動的なグラフ生成が得意。
3月14日に開催された、KCCSモバイルエンジニアリング株式会社主催の「はじめて学ぶビジュアル分析 Tableauハンズオンセミナー」に参加してきたのでレポートします。
Tableauは、言わずと知れたセルフサービスBIのデファクトスタンダードとも言えるBIツールですが、非常に多機能かつ自由度が高いため、使えば使うほど新しい発見があります。また、人から教わることによって機能や使い方の新たな気づきも得られるので、基礎のおさらいも兼ねて、学ぶ機会があればなるべく参加するようにしています。そういうわけで今回も受講してきました。
セミナーの構成は、Tableauの概要や特長の説明のあと、基本的な分析と可視化のハンズオンが一時間程度あり、最後にTableau PrepやAlteryxといったデータ準備ツールの紹介をして終了という形です。
まずTableauの特長がExcelとの比較で示されており、Excelの苦手なポイントとして、集計を行いながら動的にグラフ作成を行うこと、同じようなグラフを大量に作成することの二つを挙げつつ、Tableauはそれを得意としているという説明がなされていました。なお、TableauとExcelの比較については「Tableau vs. Excel どっち?」にまとめているのでそちらも参照ください。
Tableauの分析と可視化のハンズオンでは、以下の基本的な内容が丁寧に説明されていました。

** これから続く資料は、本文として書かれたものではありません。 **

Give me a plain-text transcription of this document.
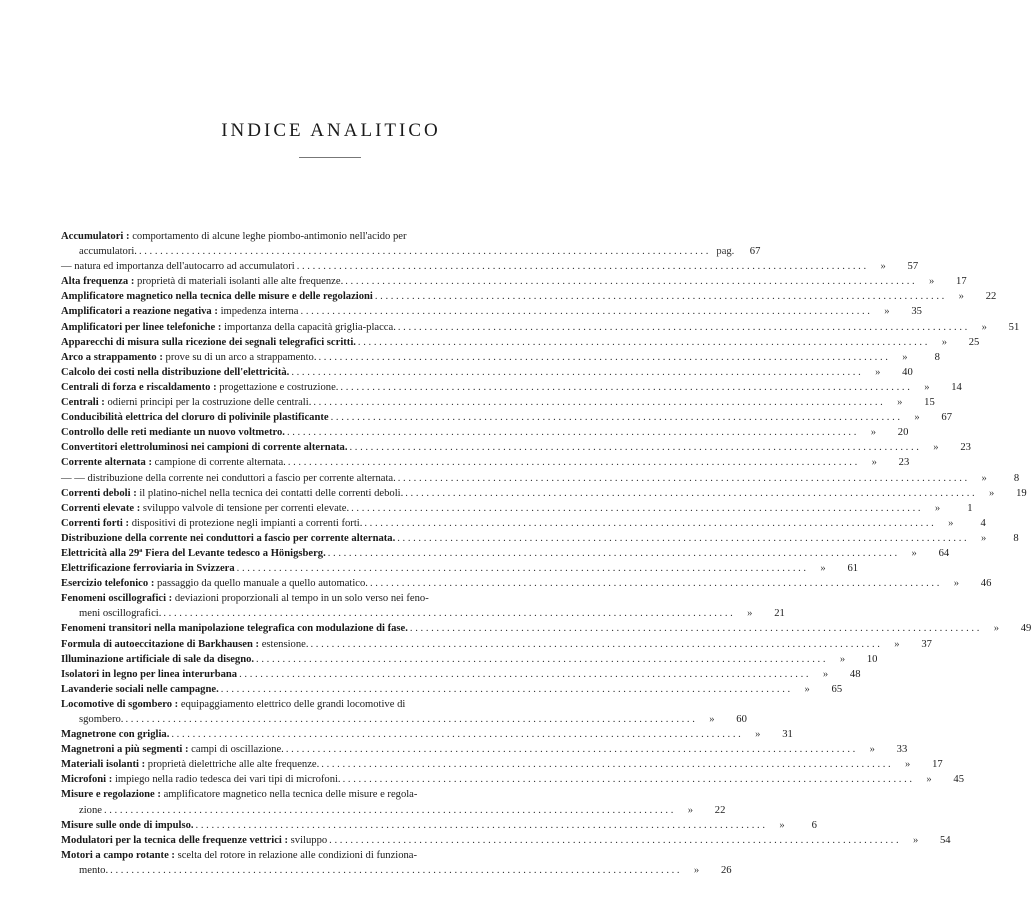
INDICE ANALITICO
Accumulatori : comportamento di alcune leghe piombo-antimonio nell'acido per
accumulatori. . . .	pag.	67
— natura ed importanza dell'autocarro ad accumulatori . . .	»	57
Alta frequenza : proprietà di materiali isolanti alle alte frequenze. . . .	»	17
Amplificatore magnetico nella tecnica delle misure e delle regolazioni . . .	»	22
Amplificatori a reazione negativa : impedenza interna . . .	»	35
Amplificatori per linee telefoniche : importanza della capacità griglia-placca. . . .	»	51
Apparecchi di misura sulla ricezione dei segnali telegrafici scritti. . . .	»	25
Arco a strappamento : prove su di un arco a strappamento. . . .	»	8
Calcolo dei costi nella distribuzione dell'elettricità. . . .	»	40
Centrali di forza e riscaldamento : progettazione e costruzione. . . .	»	14
Centrali : odierni principi per la costruzione delle centrali. . . .	»	15
Conducibilità elettrica del cloruro di polivinile plastificante . . .	»	67
Controllo delle reti mediante un nuovo voltmetro. . . .	»	20
Convertitori elettroluminosi nei campioni di corrente alternata. . . .	»	23
Corrente alternata : campione di corrente alternata. . . .	»	23
— — distribuzione della corrente nei conduttori a fascio per corrente alternata. . . .	»	8
Correnti deboli : il platino-nichel nella tecnica dei contatti delle correnti deboli. . . .	»	19
Correnti elevate : sviluppo valvole di tensione per correnti elevate. . . .	»	1
Correnti forti : dispositivi di protezione negli impianti a correnti forti. . . .	»	4
Distribuzione della corrente nei conduttori a fascio per corrente alternata. . . .	»	8
Elettricità alla 29ª Fiera del Levante tedesco a Hönigsberg. . . .	»	64
Elettrificazione ferroviaria in Svizzera . . .	»	61
Esercizio telefonico : passaggio da quello manuale a quello automatico. . . .	»	46
Fenomeni oscillografici : deviazioni proporzionali al tempo in un solo verso nei feno-
meni oscillografici. . . .	»	21
Fenomeni transitori nella manipolazione telegrafica con modulazione di fase. . . .	»	49
Formula di autoeccitazione di Barkhausen : estensione. . . .	»	37
Illuminazione artificiale di sale da disegno. . . .	»	10
Isolatori in legno per linea interurbana . . .	»	48
Lavanderie sociali nelle campagne. . . .	»	65
Locomotive di sgombero : equipaggiamento elettrico delle grandi locomotive di
sgombero. . . .	»	60
Magnetrone con griglia. . . .	»	31
Magnetroni a più segmenti : campi di oscillazione. . . .	»	33
Materiali isolanti : proprietà dielettriche alle alte frequenze. . . .	»	17
Microfoni : impiego nella radio tedesca dei vari tipi di microfoni. . . .	»	45
Misure e regolazione : amplificatore magnetico nella tecnica delle misure e regola-
zione . . .	»	22
Misure sulle onde di impulso. . . .	»	6
Modulatori per la tecnica delle frequenze vettrici : sviluppo . . .	»	54
Motori a campo rotante : scelta del rotore in relazione alle condizioni di funziona-
mento. . . .	»	26
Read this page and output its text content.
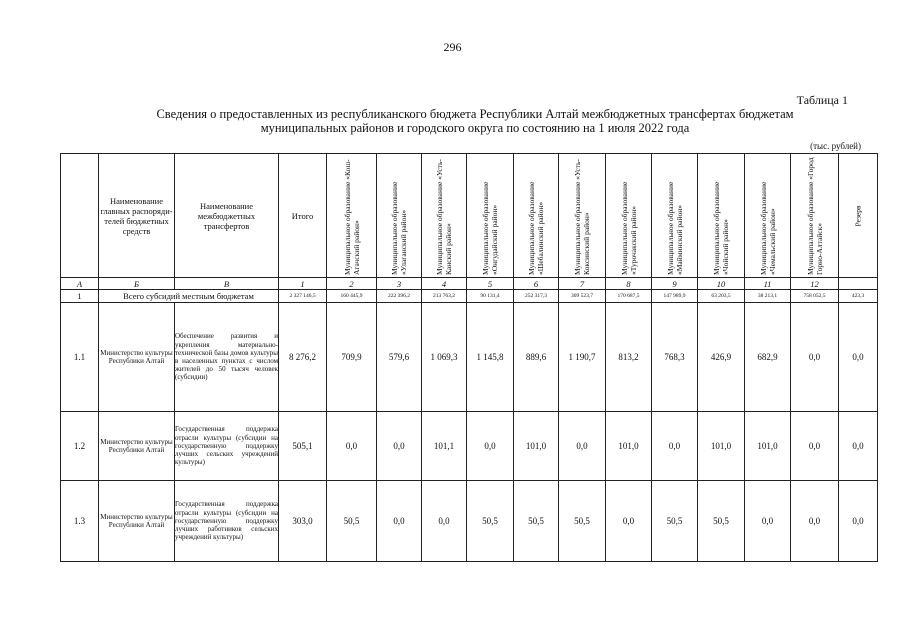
296
Таблица 1
Сведения о предоставленных из республиканского бюджета Республики Алтай межбюджетных трансфертах бюджетам
муниципальных районов и городского округа по состоянию на 1 июля 2022 года
(тыс. рублей)
	Наименование главных распоряди-телей бюджетных средств	Наименование межбюджетных трансфертов	Итого	Муниципальное образование «Кош-Агачский район»	Муниципальное образование «Улаганский район»	Муниципальное образование «Усть-Канский район»	Муниципальное образование «Онгудайский район»	Муниципальное образование «Шебалинский район»	Муниципальное образование «Усть-Коксинский район»	Муниципальное образование «Турочакский район»	Муниципальное образование «Майминский район»	Муниципальное образование «Чойский район»	Муниципальное образование «Чемальский район»	Муниципальное образование «Город Горно-Алтайск»	Резерв

А	Б	В	1	2	3	4	5	6	7	8	9	10	11	12	
1	Всего субсидий местным бюджетам		2 327 146,5	160 445,9	222 396,2	213 763,2	90 131,4	252 317,3	309 523,7	170 687,5	147 989,9	63 203,5	38 213,1	758 052,5	423,3
1.1	Министерство культуры Республики Алтай	Обеспечение развития и укрепления материально-технической базы домов культуры в населенных пунктах с числом жителей до 50 тысяч человек (субсидии)	8 276,2	709,9	579,6	1 069,3	1 145,8	889,6	1 190,7	813,2	768,3	426,9	682,9	0,0	0,0
1.2	Министерство культуры Республики Алтай	Государственная поддержка отрасли культуры (субсидии на государственную поддержку лучших сельских учреждений культуры)	505,1	0,0	0,0	101,1	0,0	101,0	0,0	101,0	0,0	101,0	101,0	0,0	0,0
1.3	Министерство культуры Республики Алтай	Государственная поддержка отрасли культуры (субсидии на государственную поддержку лучших работников сельских учреждений культуры)	303,0	50,5	0,0	0,0	50,5	50,5	50,5	0,0	50,5	50,5	0,0	0,0	0,0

- データの読み込み。※データはサンプルスーパーストア
- ディメンションとメジャーについて。
- カテゴリ・サブカテゴリごとの売上と利益のクロス集計。
- 会計年度でのフィルター。※会計年度のアメリカ式と日本式の違い
- 二軸グラフの作成とリファレンスライン。
- 散布図の作成と傾向線・ハイライター。
- 地図へのマッピング。
- ダッシュボードの作成。
この中で、とりわけ会計年度のアメリカ式と日本式の違いについては、いままで受講したTableauの講座では聞いたことがなかったため、参考になりました。Tableauはアメリカで開発されたツールであるため、アメリカ式を採用しており、注意が必要です。具体的には、たとえば2019年4月から始まる会計年度は、日本式では2019年度となりますが、アメリカでは2020年度となります。
データ分析の80%はデータ準備。
セミナーの最後に、Tableau PrepやAlteryxといったデータ準備ツールの紹介がありました。そもそもデータ準備(Data Preparation)とは、データを分析可能な状態にするための準備プロセスのことで、データのチェックから、結合・変換・クリーニングまでの作業が含まれます。ある調査によると、データ分析の作業時間の80%はデータ準備に費やされており、分析に費やされる時間は20%にすぎないと報告されています。すなわち、データ準備の生産性向上が、データ分析の精度向上に直結することになります。
データ準備ツールは、データの欠損や分布を可視化することでチェックをしやすくしたり、データの結合や変換の処理をGUIベースで行う、いわゆるETLツールの機能を備えたツールです。ETLは、Extract(抽出)、Transform(変換)、Load(格納)の頭文字をとったもので、データウェアハウス(Data Warehouse:DWH)へのデータの集約を、従来はSQLなどのデータ操作プログラムによるスクラッチ開発で行なっていたものを、専門知識なしで行えるようにするために作られたものです。
データ準備ツールはDWHへのデータの集約のプロセスを劇的に改善したものの、近年のビッグデータ化にともない、処理性能や処理速度に問題を抱えるようになっています。Tableau PrepもTableau Createrライセンスがあれば利用可能なデータ準備ツールですが、オンプレミス型であるためマシン環境に依存し、多くの場合はビッグデータ処理には向きません。そこで、GCPのCloud Dataprepや、AWSのGlueなどのフルマネージドなクラウドサービスが登場し、データ準備を手軽に行うことが可能となりつつあります。
そのような状況の中で、Alteryxはオンプレミス型ではあるものの、多くの企業で利用されているデータ準備ツールです。もっともAlteryxは、データ準備から高度な分析や予測の機能までをワンストップで提供する統合分析基盤であるため、データ準備ツールというと語弊がありますが、Tableauとの連携性が高く、データ準備ツールとしての存在感を高めているといえます。Alteryxの詳細については別の記事にて紹介したいと思います。